In Dress Uniform, the Brevet is worn on the lower portion of the left sleeve. On overalls or tropical uniform it is worn on the left shoulder.
ABOVE: RASC Brevets
The embroidered cloth brevet shown on the left was for Battle Dress, No.2 Dress, Khaki Drill (Middle East) and Olive Green (Far East). The brass brevet in the centre was for No.3 Dress. On the right is the embroidered wire brevet for No.1 Dress.
On 15th July 1965, the RCT was formed. The Air Despatch Brevet was changed to reflect this. The words Royal Army Service Corps being removed from the new designs.
The brevet shown on the left was the RASC version, but without the lettering.
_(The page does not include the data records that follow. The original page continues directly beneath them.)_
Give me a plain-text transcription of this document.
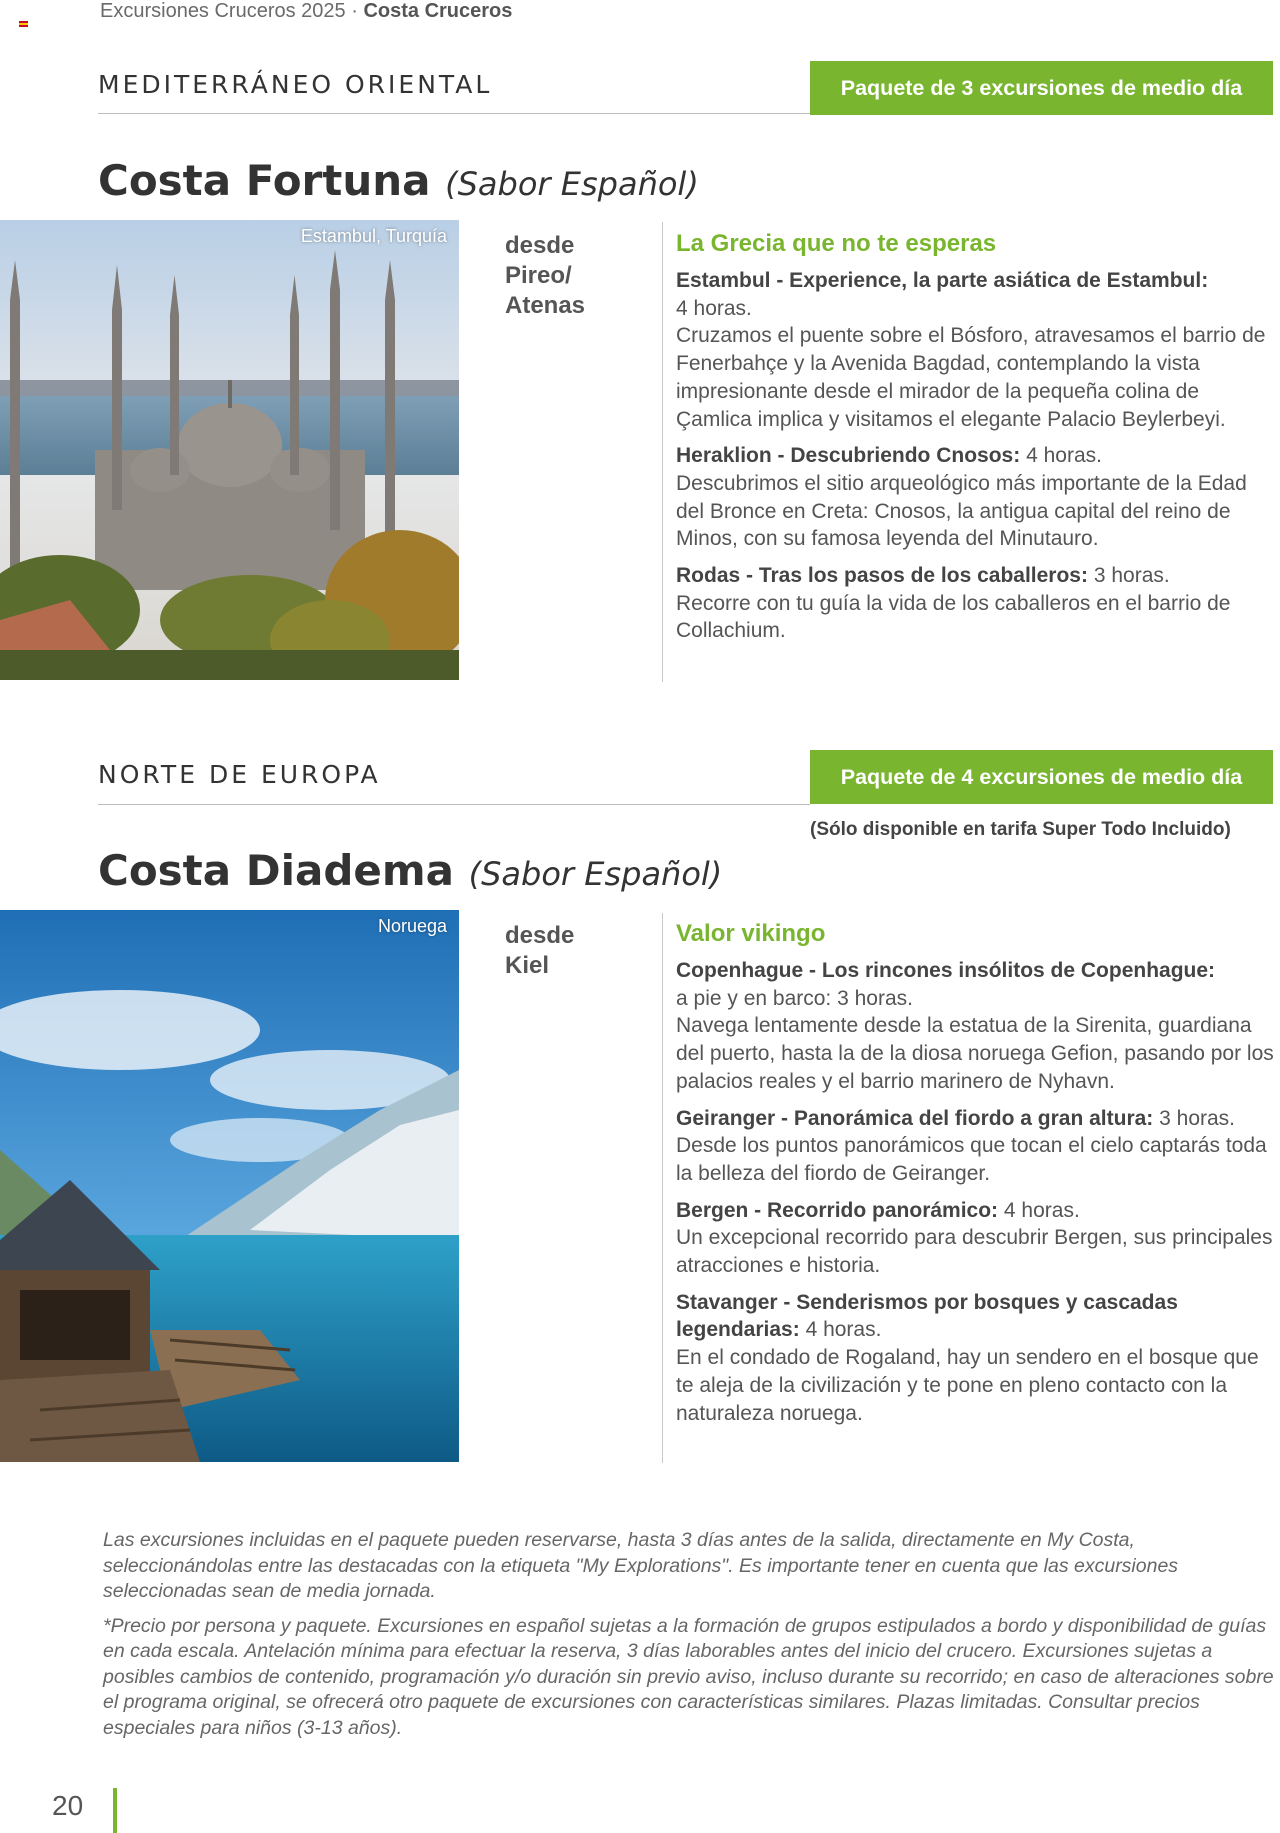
Excursiones Cruceros 2025 · Costa Cruceros
MEDITERRÁNEO ORIENTAL	Paquete de 3 excursiones de medio día
Costa Fortuna (Sabor Español)
Estambul, Turquía desde
Pireo/
Atenas
La Grecia que no te esperas
Estambul - Experience, la parte asiática de Estambul:
4 horas.
Cruzamos el puente sobre el Bósforo, atravesamos el barrio de Fenerbahçe y la Avenida Bagdad, contemplando la vista impresionante desde el mirador de la pequeña colina de Çamlica implica y visitamos el elegante Palacio Beylerbeyi.
Heraklion - Descubriendo Cnosos: 4 horas.
Descubrimos el sitio arqueológico más importante de la Edad del Bronce en Creta: Cnosos, la antigua capital del reino de Minos, con su famosa leyenda del Minutauro.
Rodas - Tras los pasos de los caballeros: 3 horas.
Recorre con tu guía la vida de los caballeros en el barrio de Collachium.
NORTE DE EUROPA	Paquete de 4 excursiones de medio día
(Sólo disponible en tarifa Super Todo Incluido)
Costa Diadema (Sabor Español)
Noruega desde
Kiel
Valor vikingo
Copenhague - Los rincones insólitos de Copenhague:
a pie y en barco: 3 horas.
Navega lentamente desde la estatua de la Sirenita, guardiana del puerto, hasta la de la diosa noruega Gefion, pasando por los palacios reales y el barrio marinero de Nyhavn.
Geiranger - Panorámica del fiordo a gran altura: 3 horas.
Desde los puntos panorámicos que tocan el cielo captarás toda la belleza del fiordo de Geiranger.
Bergen - Recorrido panorámico: 4 horas.
Un excepcional recorrido para descubrir Bergen, sus principales atracciones e historia.
Stavanger - Senderismos por bosques y cascadas legendarias: 4 horas.
En el condado de Rogaland, hay un sendero en el bosque que te aleja de la civilización y te pone en pleno contacto con la naturaleza noruega.

Las excursiones incluidas en el paquete pueden reservarse, hasta 3 días antes de la salida, directamente en My Costa, seleccionándolas entre las destacadas con la etiqueta "My Explorations". Es importante tener en cuenta que las excursiones seleccionadas sean de media jornada.

*Precio por persona y paquete. Excursiones en español sujetas a la formación de grupos estipulados a bordo y disponibilidad de guías en cada escala. Antelación mínima para efectuar la reserva, 3 días laborables antes del inicio del crucero. Excursiones sujetas a posibles cambios de contenido, programación y/o duración sin previo aviso, incluso durante su recorrido; en caso de alteraciones sobre el programa original, se ofrecerá otro paquete de excursiones con características similares. Plazas limitadas. Consultar precios especiales para niños (3-13 años).

20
Despatchers were instructed to unpick the lettering form RASC brevets they were wearing. Many did not and only changed brevets when the new version shown on the right was issued. The Brass No. 3 Dress brevet was replaced by an anodised version (centre top). The embroidered wire version also changed and lost the wording (centre bottom).
In 1993, the RCT passed into history with the formation of the RLC from the RCT, RAOC, ACC, RPC and postal elements of the RE. RLC Air Despatchers wear the same brevets as the RCT wore.
RIGHT: In 1968, a new qualification of Qualified Air Despatch Instructor (QADI) was set in place. QADIs are Senior NCOs and Warrant Officers who have extensive Air Despatch experience.
The QADI Brevet was also made available in wire for Mess Dress.
LEFT: Also introduced was the Master Air Despatcher. Perhaps this was not the most appropriate choice of title when the initials are used. Mind you..............
The Master Air Despatcher is a man of great experience in Air Despatch matters and techniques.
ABOVE: Subdued pattern AD and QADI Brevets.
ABOVE: Three types of Mess Dress Brevets.